With both tragic and triumphant results, teen pregnancy has pushed its way beyond depressing news statistics and into popular culture: in Broadway’s Spring Awakening, Wendla’s unplanned pregnancy puts her on a catastrophic path, while in the sunnier movie Juno, the title character gamely faces her pregnancy armed with sharp wit and a hipster soundtrack. And it seems that nobody is immune from problematic conception. The 2004 film Saved! threw a pregnant teenager into the least welcoming environment imaginable: a fundamentalist Christian high school. A good-natured spoof on the idiosyncrasies of organized religion, Saved has now been resurrected as an honest-to-goodness, singing, dancing musical. With its flashy design, spirited cast, and kicky choreography, it’s a wonder the title lost its exclamation point somewhere along the way. Unfortunately, it also lost much of the gleeful, goofy spoofiness that made it such a cult favorite.
Many of the characters in Saved have extremely good intentions. When, at the beginning of their senior year, Mary’s longtime boyfriend Dean confides in her that he thinks he’s gay, she decides to consummate their relationship in order to “save” him, taking sage advice from Jesus—of course!—who appears to her in a vision. The shared intimacy doesn’t do the trick, however, as Mary’s pious BFF Hillary Faye catches wind of the secret and alerts the school. Dean is shipped away to a detention center called Mercy House to be cured of his “faggotry"; Mary winds up pregnant, alienated from her straight-and-narrow popular friends and smothered in baggy K-mart clothing.
As far as committed Christians go, and as played by the wistful, plaintive Celia Keenan-Bolger, Mary is as devout as they come—she’s part of a praise-happy vocal trio called the “Christian Jewels” and a regular member of “P-Group” (translation: prayer group). But when she steps outside of her comfort zone, Mary finds acceptance with the school’s outsiders: Cassandra, a rebel Jewish transfer student, and Roland, Hillary Faye’s younger, wheelchair-bound, and avowedly atheist brother. In addition to these and other assorted teenage dramas, the plot folds in a blossoming yet forbidden romance between Mary’s widowed mother, Lillian, and the school’s unhappily married principal, Pastor Skip.
At two and a half hours, Saved attempts to cover a lot of ground, but ultimately loses its focus. Slipping back and forth across the line between spoof and sincerity, it’s sometimes hard to know whether you’re being preached at or performed to.
Still, the comedy, often derived from the exaggerated behavior of the overtly religious, frequently hits its mark. Lines like “We’re psyched for His arrival!” and “Can’t you get with the Lord?” craftily wed Christian rhetoric with trendy teen-speak. And the devious Hillary Faye, played to pert perfection by the charismatic Mary Faber, is a walking fountain of hypocrisy and righteousness—she immediately dubs newcomer Cassandra “a good get for God,” and her blithe, deluded fantasy of “Heaven” is one of the show's strongest musical moments.

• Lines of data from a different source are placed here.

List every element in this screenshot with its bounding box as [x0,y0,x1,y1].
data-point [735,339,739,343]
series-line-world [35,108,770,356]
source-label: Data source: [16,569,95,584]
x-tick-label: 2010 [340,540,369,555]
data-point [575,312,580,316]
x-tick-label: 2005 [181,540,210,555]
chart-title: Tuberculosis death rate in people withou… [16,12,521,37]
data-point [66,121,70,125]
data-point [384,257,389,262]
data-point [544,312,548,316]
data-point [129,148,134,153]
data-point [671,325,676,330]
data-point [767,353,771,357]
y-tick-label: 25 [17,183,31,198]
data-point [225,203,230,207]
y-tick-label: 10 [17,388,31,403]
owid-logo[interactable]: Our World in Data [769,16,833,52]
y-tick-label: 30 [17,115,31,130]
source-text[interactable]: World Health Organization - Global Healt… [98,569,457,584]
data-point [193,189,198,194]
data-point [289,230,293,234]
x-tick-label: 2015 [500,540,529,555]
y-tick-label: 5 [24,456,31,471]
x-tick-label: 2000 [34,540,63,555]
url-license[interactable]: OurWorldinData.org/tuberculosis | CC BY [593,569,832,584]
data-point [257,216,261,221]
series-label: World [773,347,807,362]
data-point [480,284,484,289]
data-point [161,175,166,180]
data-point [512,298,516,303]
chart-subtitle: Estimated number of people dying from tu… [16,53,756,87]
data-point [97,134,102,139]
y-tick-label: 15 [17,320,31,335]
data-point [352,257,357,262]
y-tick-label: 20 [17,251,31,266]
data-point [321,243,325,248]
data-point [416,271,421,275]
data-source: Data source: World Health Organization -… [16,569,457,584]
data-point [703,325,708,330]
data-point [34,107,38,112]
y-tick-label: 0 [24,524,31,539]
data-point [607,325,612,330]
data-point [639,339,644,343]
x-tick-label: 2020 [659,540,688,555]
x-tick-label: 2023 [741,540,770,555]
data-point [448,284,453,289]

But these tart scenarios lose their zing when mired in the rest of the middling material. The music is particularly disappointing. Written by the prodigious Michael Friedman (who pens magnificent, witty material for the renegade theater troupe The Civilians), this score rarely coheres into anything catchy or memorable. Perhaps aiming to fit the material, it settles into the realm of the pseudo, and the resulting songs lack a distinctive personality: we’re stuck with pseudo rock, pseudo rap, and pseudo musical theater. Even the lyrics lack energy: one particular phrase rhymes “screwy” with “life buoy.” Silly? Yes. Spoofy? Maybe. But within this confused show, it’s hard to separate intentional, ironic “bad” writing from just plain bad writing.
Perhaps if it were focused and trimmed to 90 minutes, the show could find a more resonant core. The talent is certainly there: designers Scott Pask (set) and Donald Holder (lights) have created a dazzling back wall covered in a panel of lights, cross-cut into squares to evoke stained-glass windows; Sergio Trujillo (Jersey Boys) has given the girl trio some snappy moves; and the young cast is armed with fistfuls of energy. Veteran performers John Dossett and Julia Murney are wasted in the grown-up roles, but they valiantly struggle to hold up their wispy storyline.
As Mary’s mother, Murney delivers one of the more poignant, “real” messages about religion—in short, that it’s more important to have faith than to follow a strict list of rules. Although Saved often eerily echoes the damaging repression constricting the nineteenth-century teenagers in Spring Awakening, Lillian’s redemptive words would never be offered by Wendla’s unforgiving mother. Repression may always be part of our culture, but here, at least, we are presented with more than one way to be Saved.